Fig. 3 Crystal structures of (a) Cp*W(CO)₂{Me₂Si⋯O[CHEt(CH=CH₂)]⋯Si(^tBu)Me} (6) and (b) Cp*W(CO)₂{Me₂Si⋯O[CHMe(C≡CH)]⋯Si(^tBu)Me} (8). Selected interatomic distances (Å): W–Si1 2.5188(9), W–Si2 2.5037(9), Si1–O3 1.828(3), Si2–O3 1.813(3), C21–C22 1.292(8), C23–C24 1.435(8) for 6; W–Si1 2.5236(13), W–Si2 2.5049(13), Si1–O3 1.829(4), Si2–O3 1.818(4), C11–C12 1.174(8) for 8. Hydrogen atoms have been omitted for clarity.

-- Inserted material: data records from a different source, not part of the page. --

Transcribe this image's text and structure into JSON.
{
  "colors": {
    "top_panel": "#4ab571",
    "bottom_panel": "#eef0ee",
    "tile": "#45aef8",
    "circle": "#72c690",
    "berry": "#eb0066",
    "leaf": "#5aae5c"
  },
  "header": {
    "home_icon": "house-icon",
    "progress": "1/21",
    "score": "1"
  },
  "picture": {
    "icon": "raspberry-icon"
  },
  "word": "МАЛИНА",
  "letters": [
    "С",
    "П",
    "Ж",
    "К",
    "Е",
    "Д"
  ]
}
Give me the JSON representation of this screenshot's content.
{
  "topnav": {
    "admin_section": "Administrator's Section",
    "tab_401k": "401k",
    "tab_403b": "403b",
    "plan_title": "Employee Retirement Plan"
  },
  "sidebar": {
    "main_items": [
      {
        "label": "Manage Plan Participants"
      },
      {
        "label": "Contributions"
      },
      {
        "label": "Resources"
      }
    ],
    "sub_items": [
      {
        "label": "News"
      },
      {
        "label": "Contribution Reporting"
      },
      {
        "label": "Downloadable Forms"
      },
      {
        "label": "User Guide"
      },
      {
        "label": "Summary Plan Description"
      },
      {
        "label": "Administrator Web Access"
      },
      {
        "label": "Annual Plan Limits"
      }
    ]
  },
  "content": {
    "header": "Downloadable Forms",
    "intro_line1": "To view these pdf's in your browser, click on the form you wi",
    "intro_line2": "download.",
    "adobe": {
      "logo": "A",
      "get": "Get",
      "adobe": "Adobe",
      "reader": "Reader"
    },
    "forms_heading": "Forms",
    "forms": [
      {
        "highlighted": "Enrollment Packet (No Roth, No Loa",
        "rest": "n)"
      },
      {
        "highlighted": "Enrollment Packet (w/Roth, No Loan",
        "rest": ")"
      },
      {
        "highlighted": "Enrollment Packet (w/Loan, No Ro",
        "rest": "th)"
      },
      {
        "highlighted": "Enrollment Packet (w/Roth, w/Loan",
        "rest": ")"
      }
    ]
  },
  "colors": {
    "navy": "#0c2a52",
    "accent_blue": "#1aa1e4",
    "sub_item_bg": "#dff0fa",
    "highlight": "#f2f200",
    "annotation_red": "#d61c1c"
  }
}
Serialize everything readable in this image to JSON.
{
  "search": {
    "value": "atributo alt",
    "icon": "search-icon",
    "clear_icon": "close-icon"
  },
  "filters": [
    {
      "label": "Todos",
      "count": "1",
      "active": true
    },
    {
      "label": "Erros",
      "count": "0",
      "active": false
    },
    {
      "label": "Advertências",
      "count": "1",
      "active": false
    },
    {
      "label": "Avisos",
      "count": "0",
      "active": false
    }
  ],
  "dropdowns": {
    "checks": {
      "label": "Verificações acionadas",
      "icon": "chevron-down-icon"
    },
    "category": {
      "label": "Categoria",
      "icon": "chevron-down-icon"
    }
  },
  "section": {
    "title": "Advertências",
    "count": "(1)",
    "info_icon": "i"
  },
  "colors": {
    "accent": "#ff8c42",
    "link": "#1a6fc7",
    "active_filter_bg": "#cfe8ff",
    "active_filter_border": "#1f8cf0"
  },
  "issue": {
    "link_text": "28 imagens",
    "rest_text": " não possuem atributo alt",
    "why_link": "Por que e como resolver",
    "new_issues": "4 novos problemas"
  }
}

Previously, Sakaba et al. demonstrated that an alkynyl moiety can be coordinated to the silylene ligand by its C≡C triple bond in the formation of Cp*(OC)₂W(SiPh₂)(C≡C^tBu).³⁴ If a similar coordination of the alkynyl moiety of 3-butyn-2-one to a silylene ligand is possible, we could expect the formation of a cyclic base-stabilized silyl(silylene) complex a (Scheme 2) by the reaction with 1. However, instead of the expected complex a, exclusive 1,2-addition at the C=O bond occurred to form the four-membered-ring complex Cp*W(CO)₂{Me₂Si⋯O[CHMe(C≡CH)]–⋯Si(^tBu)Me} (8). SC-XRD analysis [Fig. 3(b)] confirmed the structure of 8 possessing an ethynyl group on the alkoxy bridging ligand, as indicated by the very short C11–C12 distance [1.174(8) Å]. The ²⁹Si NMR resonances that resemble those of 2–6 are consistent with its structure (Table 1).

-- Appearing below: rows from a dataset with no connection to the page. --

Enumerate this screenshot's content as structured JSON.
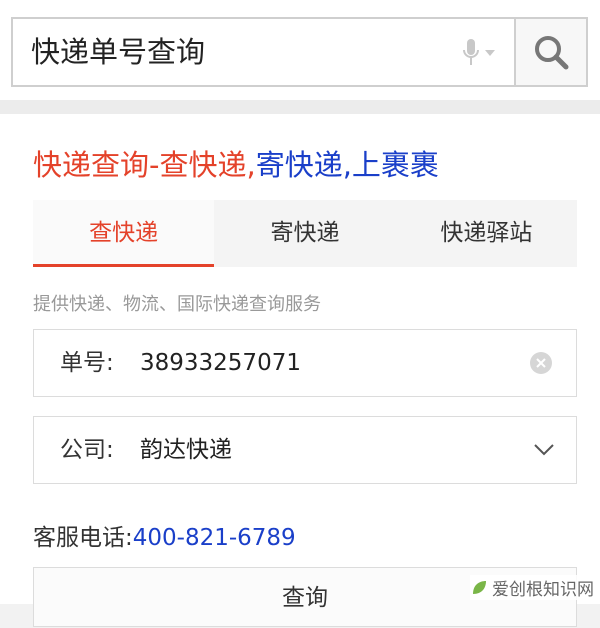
{
  "search": {
    "query": "快递单号查询"
  },
  "card": {
    "title": {
      "part1": "快递查询-查快递",
      "sep1": ",",
      "part2": "寄快递",
      "sep2": ",",
      "part3": "上裹裹"
    },
    "tabs": [
      {
        "label": "查快递",
        "active": true
      },
      {
        "label": "寄快递",
        "active": false
      },
      {
        "label": "快递驿站",
        "active": false
      }
    ],
    "hint": "提供快递、物流、国际快递查询服务",
    "tracking": {
      "label": "单号:",
      "value": "38933257071"
    },
    "company": {
      "label": "公司:",
      "value": "韵达快递"
    },
    "service": {
      "label": "客服电话:",
      "phone": "400-821-6789"
    },
    "query_label": "查询"
  },
  "watermark": "爱创根知识网",
  "colors": {
    "accent_red": "#e4422a",
    "link_blue": "#1a3fc9"
  }
}
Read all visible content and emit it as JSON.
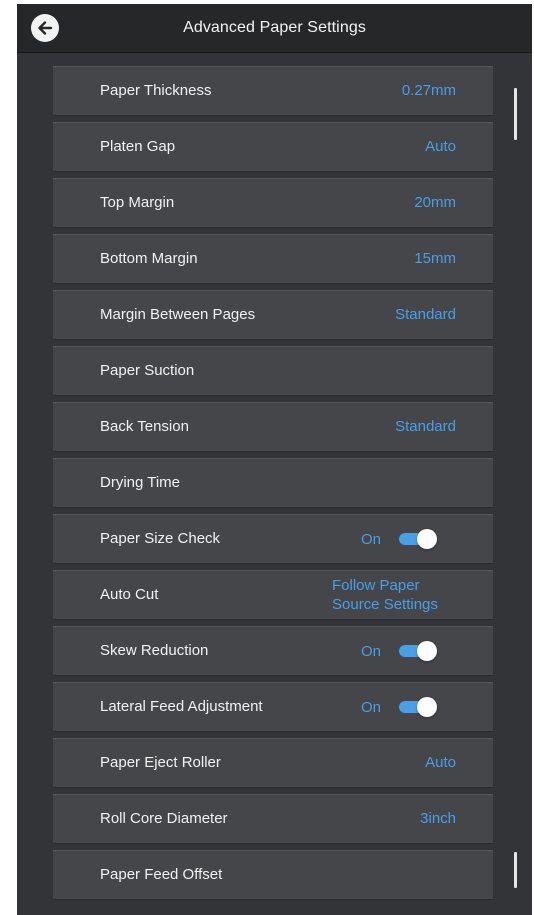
{
  "header": {
    "title": "Advanced Paper Settings",
    "back_icon": "arrow-left-icon"
  },
  "accent_color": "#4a9ee6",
  "settings": [
    {
      "label": "Paper Thickness",
      "type": "value",
      "value": "0.27mm"
    },
    {
      "label": "Platen Gap",
      "type": "value",
      "value": "Auto"
    },
    {
      "label": "Top Margin",
      "type": "value",
      "value": "20mm"
    },
    {
      "label": "Bottom Margin",
      "type": "value",
      "value": "15mm"
    },
    {
      "label": "Margin Between Pages",
      "type": "value",
      "value": "Standard"
    },
    {
      "label": "Paper Suction",
      "type": "none",
      "value": ""
    },
    {
      "label": "Back Tension",
      "type": "value",
      "value": "Standard"
    },
    {
      "label": "Drying Time",
      "type": "none",
      "value": ""
    },
    {
      "label": "Paper Size Check",
      "type": "toggle",
      "value": "On",
      "enabled": true
    },
    {
      "label": "Auto Cut",
      "type": "value2",
      "value": "Follow Paper Source Settings"
    },
    {
      "label": "Skew Reduction",
      "type": "toggle",
      "value": "On",
      "enabled": true
    },
    {
      "label": "Lateral Feed Adjustment",
      "type": "toggle",
      "value": "On",
      "enabled": true
    },
    {
      "label": "Paper Eject Roller",
      "type": "value",
      "value": "Auto"
    },
    {
      "label": "Roll Core Diameter",
      "type": "value",
      "value": "3inch"
    },
    {
      "label": "Paper Feed Offset",
      "type": "none",
      "value": ""
    }
  ]
}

Scheme 2 Reactions of 1 with conjugated molecules.

Furthermore, we tested the reaction with a secondary amine to clarify whether the N–H bond can be activated or not in this system. No N–H bond activation of the amine occurred in the reaction with 1 unlike the O–H bond of alcohol and phenol. Instead, coordination of the N lone pair to the silylene moiety led to a base-stabilized silyl(silylene) complex without a ring structure, Cp*(OC)₂W(SiHMe^tBu)-(=SiMe₂←NHEt₂) (9). A similar simple coordination occurred on using a more basic substrate, dimethyl aminopyridine (DMAP), to afford Cp*(OC)₂W(SiHMe^tBu)(=SiMe₂←DMAP) (10), whose structure was also confirmed by SC-XRD (Fig. S27 and Table S2†). Both complexes exhibited clearly two ²⁹Si NMR resonances in very different fields at around 20–30 and 86–100 ppm for silyl and base-coordinated silylene ligands, respectively (Table 1). These examples indicate the convertibility of the bridging form of the SiHSi moiety of 1 into the open form, i.e. the hydrosilyl–silylene complex (Scheme 3).

Scheme 3 Reactions of 1 with diethylamine and DMAP.

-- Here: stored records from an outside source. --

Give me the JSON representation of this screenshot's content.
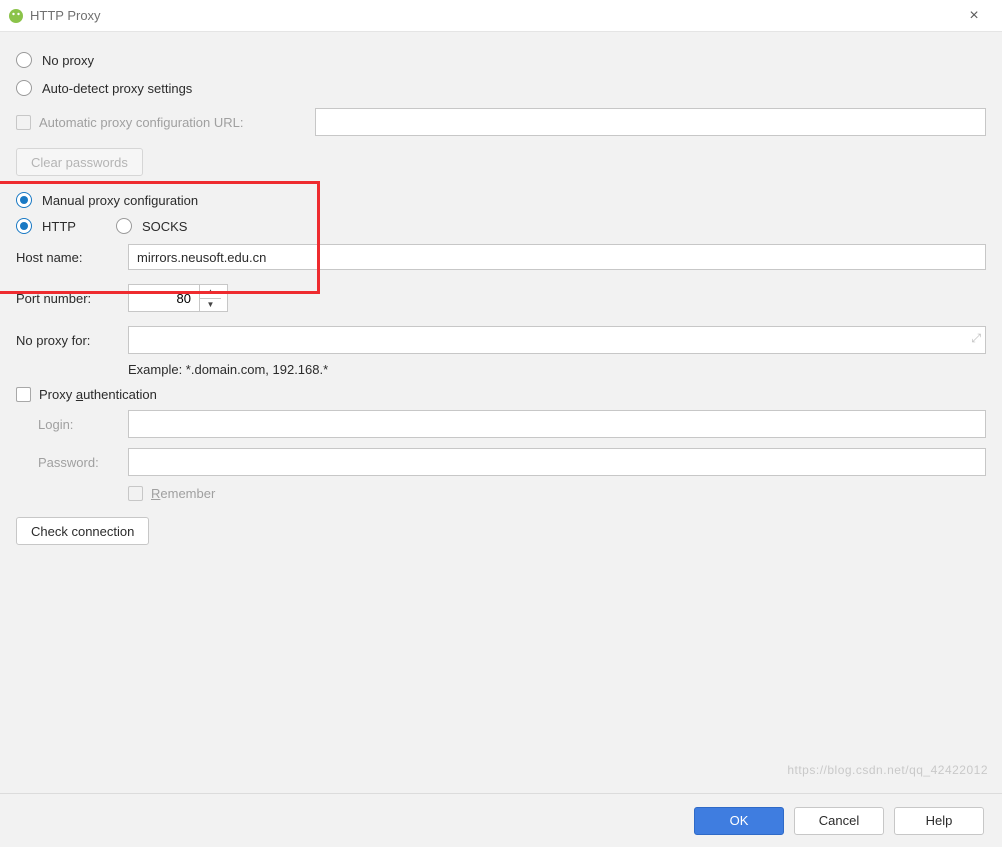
{
  "window": {
    "title": "HTTP Proxy"
  },
  "options": {
    "no_proxy": "No proxy",
    "auto_detect": "Auto-detect proxy settings",
    "auto_url_label": "Automatic proxy configuration URL:",
    "clear_passwords": "Clear passwords",
    "manual": "Manual proxy configuration",
    "protocol_http": "HTTP",
    "protocol_socks": "SOCKS",
    "host_label": "Host name:",
    "host_value": "mirrors.neusoft.edu.cn",
    "port_label": "Port number:",
    "port_value": "80",
    "no_proxy_for_label": "No proxy for:",
    "example": "Example: *.domain.com, 192.168.*",
    "proxy_auth": "Proxy authentication",
    "proxy_auth_underline": "a",
    "login_label": "Login:",
    "password_label": "Password:",
    "remember": "Remember",
    "remember_underline": "R",
    "check_connection": "Check connection"
  },
  "footer": {
    "ok": "OK",
    "cancel": "Cancel",
    "help": "Help"
  },
  "watermark": "https://blog.csdn.net/qq_42422012"
}
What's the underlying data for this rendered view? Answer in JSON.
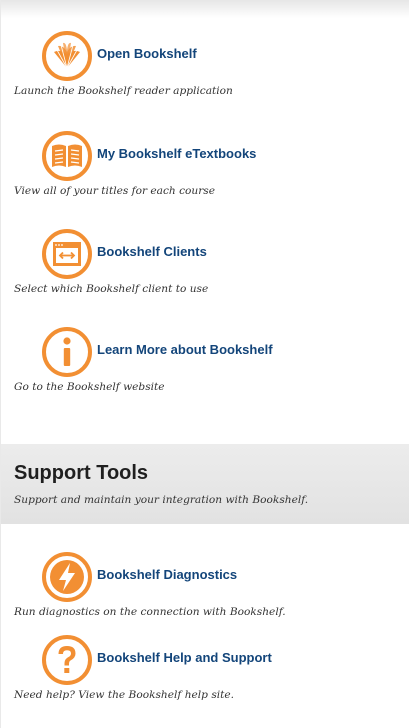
{
  "colors": {
    "icon_accent": "#f28f33",
    "link": "#13457a",
    "section_bg": "#e6e6e6"
  },
  "items": [
    {
      "icon": "book-open-icon",
      "title": "Open Bookshelf",
      "description": "Launch the Bookshelf reader application"
    },
    {
      "icon": "open-book-icon",
      "title": "My Bookshelf eTextbooks",
      "description": "View all of your titles for each course"
    },
    {
      "icon": "client-window-icon",
      "title": "Bookshelf Clients",
      "description": "Select which Bookshelf client to use"
    },
    {
      "icon": "info-icon",
      "title": "Learn More about Bookshelf",
      "description": "Go to the Bookshelf website"
    }
  ],
  "support": {
    "title": "Support Tools",
    "subtitle": "Support and maintain your integration with Bookshelf.",
    "items": [
      {
        "icon": "lightning-icon",
        "title": "Bookshelf Diagnostics",
        "description": "Run diagnostics on the connection with Bookshelf."
      },
      {
        "icon": "help-question-icon",
        "title": "Bookshelf Help and Support",
        "description": "Need help? View the Bookshelf help site."
      }
    ]
  }
}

The mechanisms for these unique reactions of 1 with ROH and O=CR₂ are not clear yet at present but the main route can be considered as follows: it starts from the nucleophilic approach of the substrates to the silicon centre through their oxygen atoms. Then, the O–H bond of ROH or the O=C bond of O=CR₂ interacts with the activated Si⋯H bond, followed by evolution of H₂ (for the former case) or H-migration to the carbonyl carbon (for the latter case). As another possible H-migration process for carbonyl compounds, the approach of the substrate to the silicon centre gives rise to a hydrosilyl(R₂C=O→silylene) complex, from which H-migration occurs through a 6-membered-ring transition state to form an (alkoxysilyl)silylene complex. Finally, the alkoxyl group on the silyl ligand bridges over the silylene ligand to afford the four-membered-ring products. During the processes, it seems that the two adjacent Lewis acidic unsaturated silicon centres and a hydridic hydrogen atom function cooperatively in transforming the substrates.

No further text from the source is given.